Why does this bother me? Have you ever noticed that the more familiar you are with a subject the less accurate and more controversial the Wikipedia entry for it is? Well as it says on the right somewhere I was a professional internal auditor before I got drawn into the crazy world of ITIL.
I'm actually going to leave ISO audit to one side for now. Let us just says it does what it says on the can and nothing more.
I want to focus in particular on internal audit. In fact let me say that again, slightly differently. I want to focus in particularon Internal Audit. Notice the difference? No? Oh well I guess that means you probably aren't cut out for a career as a stereotypical tick and turn auditor. You might still make it as a professional auditor though if once you spot the difference you can see the implications of it. Of course it isn't as easy as that. You'll need to do some exams, get some independently verified experience under your belt, and commit to adhere to your professional body's standards.*
If that sounds too much effort, what about reading a book?
Yes it is a little expensive, but then it does weigh in at 7.5 pounds and nearly 1500 pages.
Too busy huh?
A Brief Guide To Internal Audit
Well let me sum it up for you, though my apologies to any currently practising auditors if I'm a little out of date.
Let us begin with where audit should sit in the organization. Internal Audit should have no executive responsibilities and report to the board and/or the audit committee. In some organizations the Chief Internal Auditor can only be removed from post by a vote of the board. Why? Because internal audit needs to be, and to be seen to be, independent and objective in the assessments and recommendations it makes.

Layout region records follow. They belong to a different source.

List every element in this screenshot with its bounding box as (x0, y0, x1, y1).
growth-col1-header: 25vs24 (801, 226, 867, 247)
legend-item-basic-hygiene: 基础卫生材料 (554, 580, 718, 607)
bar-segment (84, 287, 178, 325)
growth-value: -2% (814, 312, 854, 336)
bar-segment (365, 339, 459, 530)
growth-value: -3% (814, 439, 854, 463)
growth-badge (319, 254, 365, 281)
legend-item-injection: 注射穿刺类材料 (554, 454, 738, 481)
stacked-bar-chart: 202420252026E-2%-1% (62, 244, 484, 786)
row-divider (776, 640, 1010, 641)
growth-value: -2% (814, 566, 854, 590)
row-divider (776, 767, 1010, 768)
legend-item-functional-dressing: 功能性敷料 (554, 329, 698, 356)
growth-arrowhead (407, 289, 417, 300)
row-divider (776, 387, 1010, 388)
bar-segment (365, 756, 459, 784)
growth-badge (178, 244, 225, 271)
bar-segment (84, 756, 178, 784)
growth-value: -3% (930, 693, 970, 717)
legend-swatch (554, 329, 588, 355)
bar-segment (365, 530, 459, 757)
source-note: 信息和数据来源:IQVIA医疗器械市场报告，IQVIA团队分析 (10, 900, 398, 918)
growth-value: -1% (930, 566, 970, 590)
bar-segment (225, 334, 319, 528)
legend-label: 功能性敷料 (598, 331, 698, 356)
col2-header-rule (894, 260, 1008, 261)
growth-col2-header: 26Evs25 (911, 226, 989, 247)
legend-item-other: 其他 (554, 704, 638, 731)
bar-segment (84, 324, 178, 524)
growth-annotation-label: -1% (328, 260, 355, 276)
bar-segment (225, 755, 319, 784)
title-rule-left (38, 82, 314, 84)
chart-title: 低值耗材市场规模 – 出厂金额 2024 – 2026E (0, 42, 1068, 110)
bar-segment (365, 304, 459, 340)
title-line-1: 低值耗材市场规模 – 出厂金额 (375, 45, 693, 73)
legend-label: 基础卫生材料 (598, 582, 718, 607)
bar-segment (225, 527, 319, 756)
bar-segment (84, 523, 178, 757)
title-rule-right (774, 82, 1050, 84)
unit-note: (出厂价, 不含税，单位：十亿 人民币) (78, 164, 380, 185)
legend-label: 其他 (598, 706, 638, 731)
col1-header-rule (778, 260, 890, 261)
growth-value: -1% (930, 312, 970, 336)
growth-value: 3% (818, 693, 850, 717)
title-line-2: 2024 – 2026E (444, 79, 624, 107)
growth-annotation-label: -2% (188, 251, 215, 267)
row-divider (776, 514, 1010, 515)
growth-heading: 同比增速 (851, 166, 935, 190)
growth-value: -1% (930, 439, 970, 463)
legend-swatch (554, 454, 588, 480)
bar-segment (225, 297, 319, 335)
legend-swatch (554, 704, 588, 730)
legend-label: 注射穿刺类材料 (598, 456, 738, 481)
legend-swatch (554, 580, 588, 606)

What does Internal Audit assess and make recommendations about? Systems of internal control.
In the words of Sawyer
"Control is a force, it gets things done"
A process without controls is, well, out of control.
So how do we assess the system of internal controls?
- We need to understand the objective of the system.
- From that we can derive the control objectives.
- The control objectives allow us to identify appropriate control mechanisms.
- We use techniques such as statistical sampling to check the controls are in place and working.
Just knowing about individual controls doesn't give us sufficient assurance. It might be there is a very good individual control but it can be circumvented, or is weakened because of a lack of control elsewhere. Alternatively it might be that a number of controls that are not individually effective work together to provide an acceptable level of control. That is why we look at systems of internal control.
In theory if all the controls are in place and working we can predict that the process they are controlling will be effective, efficient and economical, which has led to the concept of Value for Money (VfM) audits where we assess activity against those 3 criteria.
Some of this might be starting to sound familiar to you, especially if you use COBIT, because COBIT was first developed as a framework for auditors.
Audit and ITIL
So what are the implications for ITIL?
To go back to Matt's original question to me I don't think we should use the term audit unless the element of independence and objectivity backed up by organizational position, reporting lines and adherence to professional standards is in place.
A review of your "ITIL maturity" carried out by a consulting firm with an interest in bidding to deliver your ITIL training and transformation programme is not an independent audit. Oh just sit bolt upright and smell that scent of freshly brewed Java with a double shot.
Neither is a review carried out by a function or an IT department to assess its own capability an audit. That doesn't mean you shouldn't do one, by the way.
I said I would leave ISO certification audits out of this discussion, but I will say that if I ever employed an ex ISO auditor as an Internal Auditor I would expect them to go through the full professional training scheme. I make that point without meaning to undermine what they do, but I want an IS auditor who can do things ISO auditors don't do, such as a code review or recreating an interrogation of the service management tool..
One of the biggest shortfalls for me with how ITIL is currently understood is the willingness of professional advisor's to say IT departments have total freedom to pick and chose which elements they implement. As an ex-auditor doing a review I would have to point out that leaving out certain elements of ITIL can effectively undermine the value of an entire process, and the processes that depend on that process.That in turn exposes the organization to enterprise level risks. If I didn't point out that to a client as an auditor I would leave myself open to a charge of professional malpractice.
*To avoid any allegations of misrepresentation I've used the IIA standards as an example because I find them accessible and straightforward. I will point out though that although I taught students undertaking the IIA UK examinations for seven years the professional standards I was bound by myself were those of the Chartered Institute of PublicFinance and Accountancy and the UK Government Internal Audit Standards (GIAS) . I am currently a member of ISACA and have passed their CISA examination, but since I do not practice I am not eligible to use the CISA designation.